Urgensi Pendidikan Moral untuk Remaja
Bukan suatu hal yang baru lagi, tingginya intensitas pengabaran
dimedia massa mengenai aksi brutal anak remaja, telah banyak menarik perhatian sejumlah
pegamat pendidikan di Indonesia dan selalu menjadi bahasan topik utama dalam
kajian psikologi anak. Munculnya aksi tawuran siswa antar sekolah, tingginya
intensitas kejahatan yang tak kunjung reda, aksi seksual yang meraja lela
dengan banyaknya video mesum para remaja di media internet, dan aksi-aksi
lainya dikarenakan siswa tersebut miskin akan akhlak mulia. Kondisi tersebut
diperparah dengan tidak adanya tanggung jawab dan perhatian khusus oleh pihak
sekolah yang mendidik siswa tersebut. Hal tersebut dirasa sangat
memprihatinkan, dimana siswa yang merupakan agent penerus bangsa dimasa yang
akan datang, akhlaq nya belum bisa tertata dengan baik. Dari situlah muncul
suatu rekomendasi mengenai pentingnnya pendidikan moral untuk kaum remaja.
Secara umum, pendidikan moral merupakan pendidikan yang
dimaksudkan untuk mendidik akhlak, perilaku sosial, dan tepo seliro
untuk anak di usia remaja, yang umumnya sudah menginjak sekolah menengah baik
pertama maupun atas. Pendidikan tersebut dirasa penting untuk ditekankan pada
anak usia remaja, karena secara psikologis pada umur tersebut anak mulai
mencari jati diri karena menginjak masa puber pertama. Sehingga seringkali pada
usia remaja, mudah terkontaminasi oleh teman-temanya untuk berbuat kejahatan.

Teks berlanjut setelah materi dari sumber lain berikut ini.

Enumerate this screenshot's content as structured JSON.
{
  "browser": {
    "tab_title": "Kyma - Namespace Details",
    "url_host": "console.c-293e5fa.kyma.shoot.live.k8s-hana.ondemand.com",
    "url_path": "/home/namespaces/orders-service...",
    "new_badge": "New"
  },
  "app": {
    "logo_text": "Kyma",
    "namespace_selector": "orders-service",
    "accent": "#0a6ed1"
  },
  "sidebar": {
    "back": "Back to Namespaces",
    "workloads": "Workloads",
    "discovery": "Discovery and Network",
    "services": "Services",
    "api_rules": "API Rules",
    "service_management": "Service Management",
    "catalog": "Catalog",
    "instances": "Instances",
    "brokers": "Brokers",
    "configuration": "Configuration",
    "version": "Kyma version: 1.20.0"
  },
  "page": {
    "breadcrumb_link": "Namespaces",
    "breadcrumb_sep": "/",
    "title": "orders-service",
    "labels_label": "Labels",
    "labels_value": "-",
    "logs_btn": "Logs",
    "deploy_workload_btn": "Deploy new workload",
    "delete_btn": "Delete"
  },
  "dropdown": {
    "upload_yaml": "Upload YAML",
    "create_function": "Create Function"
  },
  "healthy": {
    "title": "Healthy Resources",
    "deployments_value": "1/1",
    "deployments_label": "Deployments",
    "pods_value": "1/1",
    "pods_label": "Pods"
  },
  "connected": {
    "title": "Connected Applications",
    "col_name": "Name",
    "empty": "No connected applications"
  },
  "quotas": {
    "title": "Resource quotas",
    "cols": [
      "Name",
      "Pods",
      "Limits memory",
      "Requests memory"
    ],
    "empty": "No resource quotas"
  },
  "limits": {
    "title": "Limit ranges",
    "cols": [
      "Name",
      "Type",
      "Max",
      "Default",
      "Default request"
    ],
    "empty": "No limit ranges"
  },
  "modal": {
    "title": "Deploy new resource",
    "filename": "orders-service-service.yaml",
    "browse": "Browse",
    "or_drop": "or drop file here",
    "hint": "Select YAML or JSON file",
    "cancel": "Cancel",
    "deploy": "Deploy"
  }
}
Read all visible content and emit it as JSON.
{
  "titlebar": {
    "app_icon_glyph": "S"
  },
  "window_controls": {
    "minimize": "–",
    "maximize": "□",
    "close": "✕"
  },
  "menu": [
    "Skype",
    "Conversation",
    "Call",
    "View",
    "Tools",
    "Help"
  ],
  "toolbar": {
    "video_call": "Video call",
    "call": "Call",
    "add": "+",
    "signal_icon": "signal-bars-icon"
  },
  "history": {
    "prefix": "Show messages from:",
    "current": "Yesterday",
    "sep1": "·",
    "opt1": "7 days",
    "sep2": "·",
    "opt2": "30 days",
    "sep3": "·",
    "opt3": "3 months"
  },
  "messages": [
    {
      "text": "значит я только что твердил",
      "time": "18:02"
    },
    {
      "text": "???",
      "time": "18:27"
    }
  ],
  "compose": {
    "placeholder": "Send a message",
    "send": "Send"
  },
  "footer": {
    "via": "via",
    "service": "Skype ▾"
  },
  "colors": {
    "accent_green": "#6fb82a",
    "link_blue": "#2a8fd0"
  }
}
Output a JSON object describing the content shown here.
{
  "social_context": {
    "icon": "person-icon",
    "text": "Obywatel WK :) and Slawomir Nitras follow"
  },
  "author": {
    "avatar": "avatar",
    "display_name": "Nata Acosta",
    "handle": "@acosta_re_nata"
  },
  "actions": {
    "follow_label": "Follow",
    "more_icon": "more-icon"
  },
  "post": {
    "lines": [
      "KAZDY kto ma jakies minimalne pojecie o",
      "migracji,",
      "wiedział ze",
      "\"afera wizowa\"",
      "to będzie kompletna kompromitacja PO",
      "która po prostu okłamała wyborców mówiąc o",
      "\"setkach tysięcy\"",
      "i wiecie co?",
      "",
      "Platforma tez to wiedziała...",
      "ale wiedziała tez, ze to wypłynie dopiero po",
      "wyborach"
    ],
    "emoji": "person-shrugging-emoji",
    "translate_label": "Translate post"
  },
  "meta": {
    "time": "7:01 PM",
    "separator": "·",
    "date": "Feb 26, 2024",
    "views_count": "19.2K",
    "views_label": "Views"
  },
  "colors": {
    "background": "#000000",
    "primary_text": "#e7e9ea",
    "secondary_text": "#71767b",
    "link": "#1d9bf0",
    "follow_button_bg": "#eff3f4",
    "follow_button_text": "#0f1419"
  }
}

Alasan klasiknya adalah apabila tidak mengikuti teman-temannya yang menjadi trend
saat ini, maka ia akan dianggap sebagai anak jadul, kolot, tidak gaul, dan lain
sebagainya.
Kesalahan dalam memilih teman juga akan berdampak negatif
pada anak usia remaja. Sebagai orang tua yang bijaksana, tidak salah jikalau
memberikan perhatian lebih kepada anaknya ketika berusia remaja, bahkan
alangkah baiknya jika diberlakukan overprotektif, guna menghindari kontaminasi
dari teman-temannya. Akan tetapi terkadang, si anak tidak merasa nyaman dengan
kondisi yang demikian, sehingga alangkah baiknya orang tua harus bersikap tegas
dan penuh tanggung jawab. Peran guru dalam hal ini juga sangat penting, dimana
selain dia mengajar mata pelajaran tertentu, alangkah baiknya juga diselingi
dengan pendidikan moral dan pendidikan berkarakter sejak dini, supaya siswa
dapat termotivasi dan pada akhirnya dapat merealisasikan sikap tersebut.
Pendidikan pancasila dan kewarganegaraan (PPKn) sudah sejak
lama menjadi mata pelajaran di sekolah, baik ditingkat SD, SMP, maupun SMA.
Namun aplikasi dari mata pelajaran tersebut sejauh ini masih belum bisa
dirasakan, hal tersebut karena orientasi mata pelajaran tersebut masih pada
taraf teori dan konsep serta pengembangannya, belum sampai tingkat aplikasi.
Beda hal nya dengan mata pelajaran Aqidah akhlak, yang umumnya ada di MI, MTs,
dan MA, umumnya sudah mulai mengimplementasikan perilaku berakhlaq mulia atas
dasar dari aplikasi Al Kitab dan As Shunah, namun implementasi tersebut belum
bisa sempurna, karena mata pelajaran tersebut masih berorientasi pada taraf
hafalan dan pemahaman saja.
Mata pelajaran yang secara implisit tidak mempunyai hubungan
dengan akhlaq yakni mata pelajaran Bahasa Jawa, ternyata secara eksplisit
memberikan kontribusi yang besar pada perilaku sosial anak dan moralitasnya.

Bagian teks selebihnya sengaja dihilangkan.